I always remember that it was October of '62, because that was when the washing machine broke and I had to go to the Laundromat that week.
And I went into labour between wash and spin dry.
Uh, what are you looking at, Chester? You.
You look terrific.
Oh! Heh-heh.
Is that the glow you noticed? Well, uh, you see, it's this new makeup that I'm wearing that I'm allergic to.
You see, it sort of gives off this glowing effect, which, of course, it's not supposed to do.
It's just that it's the allergy.
Uh, I Chester, could we go downstairs now? Because, you see, the Campbells are here and the food's gonna get overcooked and Benson's gonna have a fit.
But if you're not, uh If you're not ready, I'll just go down first, and you come when you're ready, which is probably a better idea anyway.
[♫] My son, my son.
After 15 years, I'm gonna be with my son.
I mean, I'm so nervous, I need another drink.
Drink up, captain.
We move out at dawn.
Gramps, World War II is over.
This war will be over with the invasion of No Ask to borrow my scarf, Corinne.
I did not take your scarf.
I always lend you my things, don't I? Last week I lent you my black pantsuit, didn't I? Of course, it came back with an entire leg missing, but did I complain? You want your scarf? Take a look over there.
You thieving little fruit! Hey, wait a minute.
My brother is not a fruit.
He's a practical joker with a wonderful sense of humour.
Danny, put her down.
She's a girl.
Children, children, now, let's not squabble.
Stop it.
We're a family.
Yes, that's right, and a lovely family too.
Now, come on, everybody sit down, huh? Come on.
Daddy, I want us all to have a nice time, hm? We're all going to have some lovely conversations.
My son is coming after 15 years.
I'm gonna be with my so We know, Burt, we know.
It's boring already.
Aunt Jessica, you look terrific tonight.
No, no, I I don't.
I I don't look terrific at all.
It's an allergy.
I'm sick.
Yes, that's what it is.
I'm sick, sick.
I'm considering getting a sex-change operation.
[LAUGHING] Would you listen to him? What a sense of humour.
He doesn't need an operation.
He could pass now.
You take that back! Take your hands off my daughter! Get your hands off him! [DOORBELL RINGS] Oh, my son.
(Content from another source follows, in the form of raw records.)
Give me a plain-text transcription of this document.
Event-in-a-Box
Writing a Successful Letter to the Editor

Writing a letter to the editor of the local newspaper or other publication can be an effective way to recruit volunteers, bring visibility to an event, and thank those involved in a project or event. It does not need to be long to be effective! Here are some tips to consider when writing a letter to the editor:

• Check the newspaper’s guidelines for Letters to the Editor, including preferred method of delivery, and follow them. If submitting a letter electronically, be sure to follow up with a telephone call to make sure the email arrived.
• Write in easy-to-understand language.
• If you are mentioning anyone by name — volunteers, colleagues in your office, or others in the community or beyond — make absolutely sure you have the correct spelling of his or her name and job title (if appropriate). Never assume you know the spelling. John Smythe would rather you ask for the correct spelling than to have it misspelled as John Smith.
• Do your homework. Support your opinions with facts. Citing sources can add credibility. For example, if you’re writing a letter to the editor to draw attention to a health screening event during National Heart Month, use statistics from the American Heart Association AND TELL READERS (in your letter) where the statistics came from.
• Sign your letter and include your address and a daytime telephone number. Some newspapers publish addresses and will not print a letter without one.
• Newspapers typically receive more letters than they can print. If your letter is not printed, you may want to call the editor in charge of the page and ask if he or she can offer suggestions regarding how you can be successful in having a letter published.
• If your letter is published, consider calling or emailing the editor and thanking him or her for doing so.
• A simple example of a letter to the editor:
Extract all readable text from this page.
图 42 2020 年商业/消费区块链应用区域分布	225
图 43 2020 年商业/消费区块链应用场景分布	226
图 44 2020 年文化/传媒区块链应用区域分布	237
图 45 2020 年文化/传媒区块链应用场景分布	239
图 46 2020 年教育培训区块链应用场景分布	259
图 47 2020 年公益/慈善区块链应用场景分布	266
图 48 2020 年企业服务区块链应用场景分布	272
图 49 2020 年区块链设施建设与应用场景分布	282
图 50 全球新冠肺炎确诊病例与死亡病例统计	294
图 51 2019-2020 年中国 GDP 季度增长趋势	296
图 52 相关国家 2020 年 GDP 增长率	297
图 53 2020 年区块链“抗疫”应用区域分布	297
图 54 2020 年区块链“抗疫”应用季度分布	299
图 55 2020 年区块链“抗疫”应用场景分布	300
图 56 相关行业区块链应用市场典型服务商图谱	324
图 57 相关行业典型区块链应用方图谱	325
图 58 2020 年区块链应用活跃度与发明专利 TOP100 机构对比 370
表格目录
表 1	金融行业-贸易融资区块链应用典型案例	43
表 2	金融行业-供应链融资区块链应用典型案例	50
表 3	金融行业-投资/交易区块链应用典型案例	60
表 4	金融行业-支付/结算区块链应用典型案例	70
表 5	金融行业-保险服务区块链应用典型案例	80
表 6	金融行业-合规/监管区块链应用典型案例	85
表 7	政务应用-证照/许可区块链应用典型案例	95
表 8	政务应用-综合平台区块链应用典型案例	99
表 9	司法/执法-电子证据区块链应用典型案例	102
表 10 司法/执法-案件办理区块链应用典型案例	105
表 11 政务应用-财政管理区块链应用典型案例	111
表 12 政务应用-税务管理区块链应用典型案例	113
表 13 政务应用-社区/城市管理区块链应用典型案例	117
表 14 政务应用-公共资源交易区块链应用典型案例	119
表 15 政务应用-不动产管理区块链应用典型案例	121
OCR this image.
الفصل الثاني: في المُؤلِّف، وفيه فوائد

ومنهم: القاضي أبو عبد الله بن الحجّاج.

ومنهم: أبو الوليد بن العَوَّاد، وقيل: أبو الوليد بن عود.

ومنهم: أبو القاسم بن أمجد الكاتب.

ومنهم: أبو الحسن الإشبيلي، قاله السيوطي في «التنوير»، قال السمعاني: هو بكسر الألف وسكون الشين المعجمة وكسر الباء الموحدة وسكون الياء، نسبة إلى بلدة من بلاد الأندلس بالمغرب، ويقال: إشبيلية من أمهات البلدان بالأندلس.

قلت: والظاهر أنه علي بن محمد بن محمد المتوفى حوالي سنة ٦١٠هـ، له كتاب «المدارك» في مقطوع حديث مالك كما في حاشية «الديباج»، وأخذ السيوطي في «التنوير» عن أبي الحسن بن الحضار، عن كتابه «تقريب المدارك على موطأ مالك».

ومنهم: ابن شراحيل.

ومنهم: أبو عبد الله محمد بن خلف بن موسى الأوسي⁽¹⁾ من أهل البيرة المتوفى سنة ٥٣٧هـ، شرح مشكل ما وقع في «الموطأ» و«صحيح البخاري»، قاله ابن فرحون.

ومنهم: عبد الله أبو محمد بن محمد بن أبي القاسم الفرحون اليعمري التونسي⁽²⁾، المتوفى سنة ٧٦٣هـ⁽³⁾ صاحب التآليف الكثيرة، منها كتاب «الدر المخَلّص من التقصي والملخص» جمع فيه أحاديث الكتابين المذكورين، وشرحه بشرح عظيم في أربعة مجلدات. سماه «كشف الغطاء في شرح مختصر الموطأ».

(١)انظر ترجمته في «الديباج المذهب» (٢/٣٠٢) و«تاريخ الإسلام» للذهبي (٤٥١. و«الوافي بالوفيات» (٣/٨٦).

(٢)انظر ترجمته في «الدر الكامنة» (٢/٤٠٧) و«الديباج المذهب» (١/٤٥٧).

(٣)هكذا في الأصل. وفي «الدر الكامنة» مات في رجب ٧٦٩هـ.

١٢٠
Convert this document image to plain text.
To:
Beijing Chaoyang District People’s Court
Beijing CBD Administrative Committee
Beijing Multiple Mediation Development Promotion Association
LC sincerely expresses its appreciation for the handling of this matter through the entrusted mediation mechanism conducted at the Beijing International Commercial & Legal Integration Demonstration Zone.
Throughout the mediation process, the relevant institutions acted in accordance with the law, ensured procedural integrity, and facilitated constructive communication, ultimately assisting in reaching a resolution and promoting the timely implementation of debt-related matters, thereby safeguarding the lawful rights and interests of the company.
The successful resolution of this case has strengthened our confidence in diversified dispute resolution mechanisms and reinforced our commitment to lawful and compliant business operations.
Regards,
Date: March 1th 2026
My son! My son! This is my job, turkey.
Dad! BURT: Peter! Peter? Peter? Corinne? Corinne? Jessica? Mother? Corinne? Jessica? Oh, my God.
Jessica? Peter.
Mother? Peter.
[♫] [♫] ANNOUNCER: Will Jodie have a sex-change operation? Will Danny take the contract and find out that Burt, his stepfather, killed his father? Will Jessica find out about Chester and his secretary, Claire? Will Chester find out about Jessica and Peter? Will Corinne find out about Jessica and Peter? Will Jessica find out about Corinne and Peter? Will Burt find out? Will Benson find out? Will Benson care? These questions and many others will be answered on the next episode of Soap.